>John Welbourn is the Environmental Engineering Manager for

>the Engineering and Environmental Compliance (EEC) of the

>Public Works Department for the City of Mountain View. EEC

>was formed in 1994 principally to ensure regulatory compliance

>throughout the period of landfill closure projects, now

>complete, and thereafter throughout the 30-year post closure

>maintenance period. Mr. Welbourn is a past president of the

>Founding Chapter of the Solid Waste Association of North

>America (SWANA) and was appointed by Governor Wilson to serve

>on the Local Government Technical Advisory Committee, an

>advisory committee to the California Integrated Waste

>Management Board.


>John will describe his role in the landfill activities and

>discuss the new micro turbine project now being designed by

>SCS Engineers. Two new micro turbines are to be installed by

>summer 2003 at the landfill gas flare station and at the sewage

>lift station. They will utilize landfill gas in the production

>of electricity for use at those facilities located in Shoreline

>at Mountain View.


John Welbourn began his talk by giving us a tour of the Shoreline site, using a mixture of high altitude and ground level pictures. The site of the dump has now been mostly converted into a golf course, windsurfing lake, Shoreline Amphitheater (and parking), and wetlands habitat. There are a few spots reserved for other uses, like the flares where the landfill gas has been burnt since about '92, and the speaker went over those.
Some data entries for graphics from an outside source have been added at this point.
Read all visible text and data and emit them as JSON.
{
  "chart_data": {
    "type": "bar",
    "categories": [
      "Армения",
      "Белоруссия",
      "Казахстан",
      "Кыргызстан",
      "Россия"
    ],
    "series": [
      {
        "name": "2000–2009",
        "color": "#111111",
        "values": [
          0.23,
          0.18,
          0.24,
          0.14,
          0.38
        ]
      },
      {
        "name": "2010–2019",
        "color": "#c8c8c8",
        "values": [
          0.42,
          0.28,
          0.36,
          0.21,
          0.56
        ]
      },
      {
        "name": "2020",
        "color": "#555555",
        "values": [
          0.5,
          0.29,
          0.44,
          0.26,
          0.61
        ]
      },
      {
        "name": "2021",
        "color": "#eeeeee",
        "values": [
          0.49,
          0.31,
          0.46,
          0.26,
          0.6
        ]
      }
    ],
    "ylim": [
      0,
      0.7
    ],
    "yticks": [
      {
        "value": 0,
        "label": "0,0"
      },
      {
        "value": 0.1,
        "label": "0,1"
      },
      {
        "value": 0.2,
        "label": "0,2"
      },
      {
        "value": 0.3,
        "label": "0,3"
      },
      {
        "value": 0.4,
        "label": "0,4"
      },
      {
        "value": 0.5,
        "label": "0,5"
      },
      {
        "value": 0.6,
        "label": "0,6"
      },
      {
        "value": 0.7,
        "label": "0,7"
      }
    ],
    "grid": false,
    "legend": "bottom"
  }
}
For many of the ground level views, John juxtaposed a picture taken in the late 1980s with the current state of the place, so that we could vividly see the changes. Most of the changes have made the place much more esthetically appealing. A few, like moving the access road and paving it have also made it easier for crowds to get out of Shoreline after a Concert. Shoreline is now a nice Regional Park, and many people don't know that it sits on about fifty feet of solid trash and demo waste, most of what the Peninsula (including San Francisco) created during the time it was open.

Welbourn explained that the trash was covered with a layer of clay about one to two feet thick, on top of which is a layer of soil one to two feet thick. The soil gives the plants that add to the appearance of the park a place to root, and it also prevents the clay from drying out and cracking, which would break the seal.

Under the clay is a web of tubing with up to eight inches of vacuum pressure that pulls the gasses generated inside the landfill towards the station where it is currently flared through three burners. Because the landfill is expected to subside ten to fifteen feet before stabilizing, the pipes have hinges and expansion joints to prevent breakage during this process. The gas is mostly carbon dioxide and methane, with some other stuff which is filtered out before it can be burned.

The microturbines look like boxes about seven feet high. They will fit on a concrete slab about ten feet by twenty feet near the current flares. Welbourn explained that until about 1992, they were extracting the methane from the landfill gas and selling it to PG&E as Natural Gas. The problem with this was that the cleaning required to make it market ready was so expensive that the project never made financial sense. However, microturbines are less picky about their fuel, and the power generated is an offset for the power they would have had to buy, making the payback timeframe in the cost analysis 3 to 5 years.

The Microturbines are a small line item among the costs associated with the dump. The City of Mountain View issued $25 Million in bonds to cover the cost of closing the dump, most of which has been spent to make the park what it is now. Ongoing costs from this day forward are about $1.5 million per year. Welbourn expects the facility to be providing enough methane gas to run the Microturbines for more than forty years into the future.